Le secrétaire américain à la Défense, Pete Hegseth, était au Vietnam dimanche, réaffirmant un partenariat construit pour panser les cicatrices de la guerre du Vietnam, lors d’un voyage qui testera si Washington peut rassurer un partenaire vital mais méfiant.
Hegseth a déclaré que le traitement de l’héritage de la guerre, qui a pris fin il y a 50 ans en avril, reste le fondement et la priorité absolue des relations de défense entre les deux pays.
A la fin de ses conversations avec le ministre vietnamien de la Défense Phan Van Giang, Hegseth lui a remis une boîte en cuir, une ceinture et un petit couteau, des objets de guerre autrefois emportés par les soldats américains pendant la guerre du Vietnam.
Ces retours s’inscrivent dans le cadre d’efforts plus larges de réconciliation entre les deux pays, et des reliques similaires ont été restituées aux États-Unis ces dernières années, notamment des lettres, des plaques d’identité et des photographies.
“Aujourd’hui, nous échangerons des objets et des informations sur la guerre dans le but d’aider les familles des deux pays à trouver la paix”, a déclaré Hegseth.
La visite de Hegseth marque également 30 ans de relations diplomatiques entre les anciens ennemis et deux ans depuis qu’ils ont élevé leurs relations au rang de partenariat stratégique global, le statut diplomatique le plus élevé du Vietnam.
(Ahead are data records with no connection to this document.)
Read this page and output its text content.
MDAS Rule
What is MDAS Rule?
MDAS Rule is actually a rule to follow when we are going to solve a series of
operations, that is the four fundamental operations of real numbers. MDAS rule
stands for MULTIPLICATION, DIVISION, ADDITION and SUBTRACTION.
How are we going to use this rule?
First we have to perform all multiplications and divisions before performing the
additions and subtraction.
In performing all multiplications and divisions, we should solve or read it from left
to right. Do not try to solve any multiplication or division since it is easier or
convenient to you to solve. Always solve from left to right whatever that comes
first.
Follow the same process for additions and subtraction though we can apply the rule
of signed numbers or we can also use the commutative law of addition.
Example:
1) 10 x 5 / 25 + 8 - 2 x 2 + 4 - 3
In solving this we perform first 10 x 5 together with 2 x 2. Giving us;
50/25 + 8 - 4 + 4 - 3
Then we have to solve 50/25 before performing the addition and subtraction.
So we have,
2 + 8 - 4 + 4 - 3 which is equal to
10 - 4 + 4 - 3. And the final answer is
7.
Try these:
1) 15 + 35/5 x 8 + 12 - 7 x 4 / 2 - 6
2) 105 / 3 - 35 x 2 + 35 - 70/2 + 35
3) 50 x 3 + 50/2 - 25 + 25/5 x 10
Il est arrivé à Hanoï en provenance de Kuala Lumpur, en Malaisie, où il a assisté à une réunion de ses homologues de l’ASEAN.
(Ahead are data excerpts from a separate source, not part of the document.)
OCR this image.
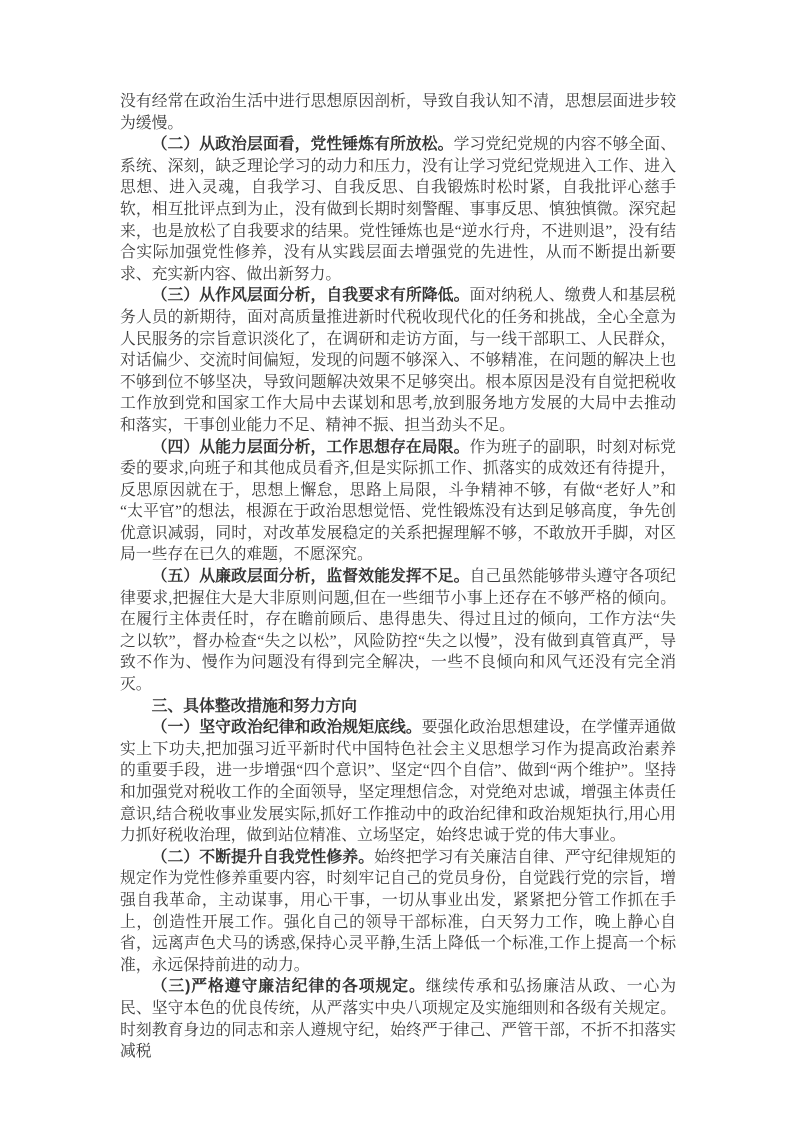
没有经常在政治生活中进行思想原因剖析，导致自我认知不清，思想层面进步较为缓慢。

（二）从政治层面看，党性锤炼有所放松。学习党纪党规的内容不够全面、系统、深刻，缺乏理论学习的动力和压力，没有让学习党纪党规进入工作、进入思想、进入灵魂，自我学习、自我反思、自我锻炼时松时紧，自我批评心慈手软，相互批评点到为止，没有做到长期时刻警醒、事事反思、慎独慎微。深究起来，也是放松了自我要求的结果。党性锤炼也是“逆水行舟，不进则退”，没有结合实际加强党性修养，没有从实践层面去增强党的先进性，从而不断提出新要求、充实新内容、做出新努力。

（三）从作风层面分析，自我要求有所降低。面对纳税人、缴费人和基层税务人员的新期待，面对高质量推进新时代税收现代化的任务和挑战，全心全意为人民服务的宗旨意识淡化了，在调研和走访方面，与一线干部职工、人民群众，对话偏少、交流时间偏短，发现的问题不够深入、不够精准，在问题的解决上也不够到位不够坚决，导致问题解决效果不足够突出。根本原因是没有自觉把税收工作放到党和国家工作大局中去谋划和思考,放到服务地方发展的大局中去推动和落实，干事创业能力不足、精神不振、担当劲头不足。

（四）从能力层面分析，工作思想存在局限。作为班子的副职，时刻对标党委的要求,向班子和其他成员看齐,但是实际抓工作、抓落实的成效还有待提升，反思原因就在于，思想上懈怠，思路上局限，斗争精神不够，有做“老好人”和“太平官”的想法，根源在于政治思想觉悟、党性锻炼没有达到足够高度，争先创优意识减弱，同时，对改革发展稳定的关系把握理解不够，不敢放开手脚，对区局一些存在已久的难题，不愿深究。

（五）从廉政层面分析，监督效能发挥不足。自己虽然能够带头遵守各项纪律要求,把握住大是大非原则问题,但在一些细节小事上还存在不够严格的倾向。在履行主体责任时，存在瞻前顾后、患得患失、得过且过的倾向，工作方法“失之以软”，督办检查“失之以松”，风险防控“失之以慢”，没有做到真管真严，导致不作为、慢作为问题没有得到完全解决，一些不良倾向和风气还没有完全消灭。

三、具体整改措施和努力方向

（一）坚守政治纪律和政治规矩底线。要强化政治思想建设，在学懂弄通做实上下功夫,把加强习近平新时代中国特色社会主义思想学习作为提高政治素养的重要手段，进一步增强“四个意识”、坚定“四个自信”、做到“两个维护”。坚持和加强党对税收工作的全面领导，坚定理想信念，对党绝对忠诚，增强主体责任意识,结合税收事业发展实际,抓好工作推动中的政治纪律和政治规矩执行,用心用力抓好税收治理，做到站位精准、立场坚定，始终忠诚于党的伟大事业。

（二）不断提升自我党性修养。始终把学习有关廉洁自律、严守纪律规矩的规定作为党性修养重要内容，时刻牢记自己的党员身份，自觉践行党的宗旨，增强自我革命，主动谋事，用心干事，一切从事业出发，紧紧把分管工作抓在手上，创造性开展工作。强化自己的领导干部标准，白天努力工作，晚上静心自省，远离声色犬马的诱惑,保持心灵平静,生活上降低一个标准,工作上提高一个标准，永远保持前进的动力。

（三)严格遵守廉洁纪律的各项规定。继续传承和弘扬廉洁从政、一心为民、坚守本色的优良传统，从严落实中央八项规定及实施细则和各级有关规定。时刻教育身边的同志和亲人遵规守纪，始终严于律己、严管干部，不折不扣落实减税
La coopération sur les questions d’après-guerre reste essentielle aux relations américano-vietnamiennes. Depuis la normalisation des relations en 1995, les deux pays ont travaillé ensemble pour retirer les munitions non explosées, récupérer les restes des militaires portés disparus et nettoyer la dioxine (le produit chimique toxique utilisé dans l’Agent Orange) des anciennes bases aériennes américaines qui continuent de ravager les communautés.
Des inquiétudes ont été exprimées quant à l’avenir de ces efforts lorsque le financement américain de plusieurs programmes a été réduit, interrompant temporairement certains travaux de nettoyage avant de les reprendre.
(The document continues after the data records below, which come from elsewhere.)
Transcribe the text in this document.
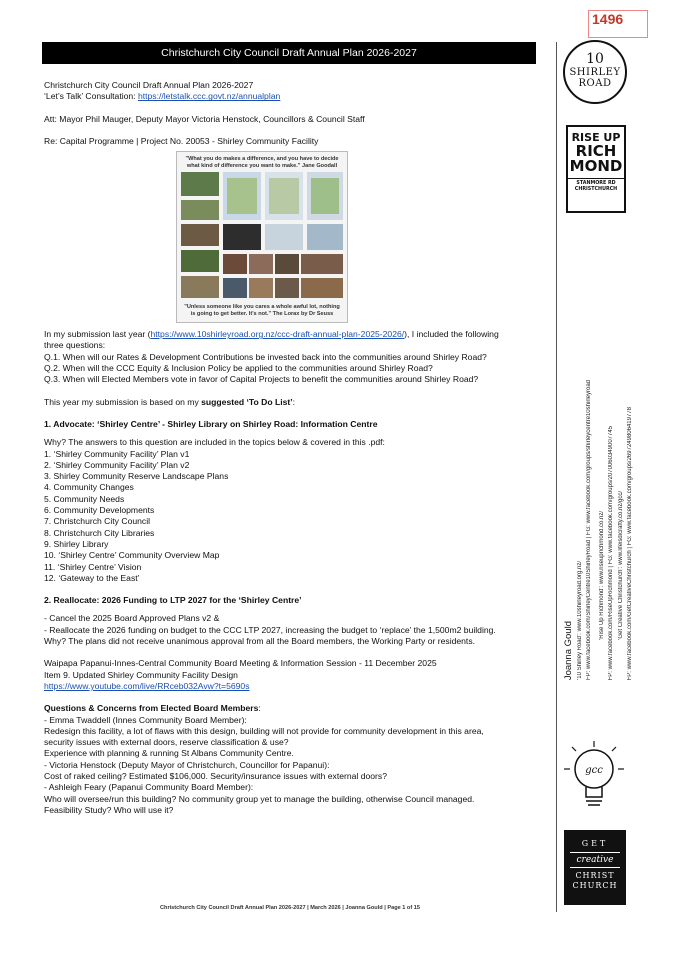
1496
Christchurch City Council Draft Annual Plan 2026-2027

Christchurch City Council Draft Annual Plan 2026-2027

‘Let’s Talk’ Consultation: https://letstalk.ccc.govt.nz/annualplan

Att: Mayor Phil Mauger, Deputy Mayor Victoria Henstock, Councillors & Council Staff

Re: Capital Programme | Project No. 20053 - Shirley Community Facility

"What you do makes a difference, and you have to decide what kind of difference you want to make." Jane Goodall
"Unless someone like you cares a whole awful lot, nothing is going to get better. It's not." The Lorax by Dr Seuss

In my submission last year (https://www.10shirleyroad.org.nz/ccc-draft-annual-plan-2025-2026/), I included the following

three questions:

Q.1. When will our Rates & Development Contributions be invested back into the communities around Shirley Road?

Q.2. When will the CCC Equity & Inclusion Policy be applied to the communities around Shirley Road?

Q.3. When will Elected Members vote in favor of Capital Projects to benefit the communities around Shirley Road?

This year my submission is based on my suggested ‘To Do List’:

1. Advocate: ‘Shirley Centre’ - Shirley Library on Shirley Road: Information Centre

Why? The answers to this question are included in the topics below & covered in this .pdf:

1. ‘Shirley Community Facility’ Plan v1

2. ‘Shirley Community Facility’ Plan v2

3. Shirley Community Reserve Landscape Plans

4. Community Changes

5. Community Needs

6. Community Developments

7. Christchurch City Council

8. Christchurch City Libraries

9. Shirley Library

10. ‘Shirley Centre’ Community Overview Map

11. ‘Shirley Centre’ Vision

12. ‘Gateway to the East’

2. Reallocate: 2026 Funding to LTP 2027 for the ‘Shirley Centre’

- Cancel the 2025 Board Approved Plans v2 &

- Reallocate the 2026 funding on budget to the CCC LTP 2027, increasing the budget to ‘replace’ the 1,500m2 building.

Why? The plans did not receive unanimous approval from all the Board members, the Working Party or residents.

Waipapa Papanui-Innes-Central Community Board Meeting & Information Session - 11 December 2025

Item 9. Updated Shirley Community Facility Design

https://www.youtube.com/live/RRceb032Avw?t=5690s

Questions & Concerns from Elected Board Members:

- Emma Twaddell (Innes Community Board Member):

Redesign this facility, a lot of flaws with this design, building will not provide for community development in this area,

security issues with external doors, reserve classification & use?

Experience with planning & running St Albans Community Centre.

- Victoria Henstock (Deputy Mayor of Christchurch, Councillor for Papanui):

Cost of raked ceiling? Estimated $106,000. Security/insurance issues with external doors?

- Ashleigh Feary (Papanui Community Board Member):

Who will oversee/run this building? No community group yet to manage the building, otherwise Council managed.

Feasibility Study? Who will use it?

Christchurch City Council Draft Annual Plan 2026-2027 | March 2026 | Joanna Gould | Page 1 of 15
10
SHIRLEY
ROAD
RISE UP
RICH
MOND
STANMORE RD
CHRISTCHURCH
Joanna Gould ‘10 Shirley Road’: www.10shirleyroad.org.nz/ FP: www.facebook.com/ShirleyCentre10ShirleyRoad | FG: www.facebook.com/groups/shirleycentre10shirleyroad ‘Rise Up Richmond’: www.riseuprichmond.co.nz/ FP: www.facebook.com/RiseUpRichmond | FG: www.facebook.com/groups/2070060349007745 ‘Get Creative Christchurch’: www.lifeisdicrafty.co.nz/gcc/ FP: www.facebook.com/GetCreativeChristchurch | FG: www.facebook.com/groups/2697249806419778
gcc
GET
creative
CHRIST
CHURCH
Le nouvel engagement visible en faveur de ces projets pourrait contribuer à stabiliser les relations et à « créer un espace » pour une plus grande coopération en matière de défense, a déclaré Nguyen Khac Giang, chercheur invité du programme d’études vietnamiennes à l’Institut ISEAS-Yusof Ishak de Singapour.
“La coopération héritée de la guerre est le fondement qui permet de renforcer les liens de défense”, a-t-il déclaré. “Pour Washington, cela démontre une responsabilité à long terme et une volonté de résoudre les conséquences persistantes de la guerre. Pour Hanoï, cela fournit une couverture politique essentielle pour élargir les relations avec un ancien adversaire.”
Giang a déclaré que la visite du chef américain de la Défense arrive à un moment crucial. Le chef du Parti communiste vietnamien, To Lam, s’est rendu en Corée du Nord début octobre (le premier voyage de ce type depuis près de deux décennies), tandis que des rapports suggèrent qu’Hanoï pourrait essayer d’acheter 40 avions de combat russes Su-35. “Le Vietnam se garde contre tout doute quant à la fiabilité des États-Unis dans la région Indo-Pacifique”, a-t-il déclaré.
L’Associated Press avait précédemment rapporté que Moscou et Hanoï avaient exploré les moyens de maintenir les transactions financières malgré les sanctions américaines contre la Russie suite à son invasion de l’Ukraine.
“La visite de Hegseth démontre l’approfondissement délibéré des liens de défense du Vietnam avec les Etats-Unis, mais strictement selon les conditions de Hanoï”, a déclaré Giang.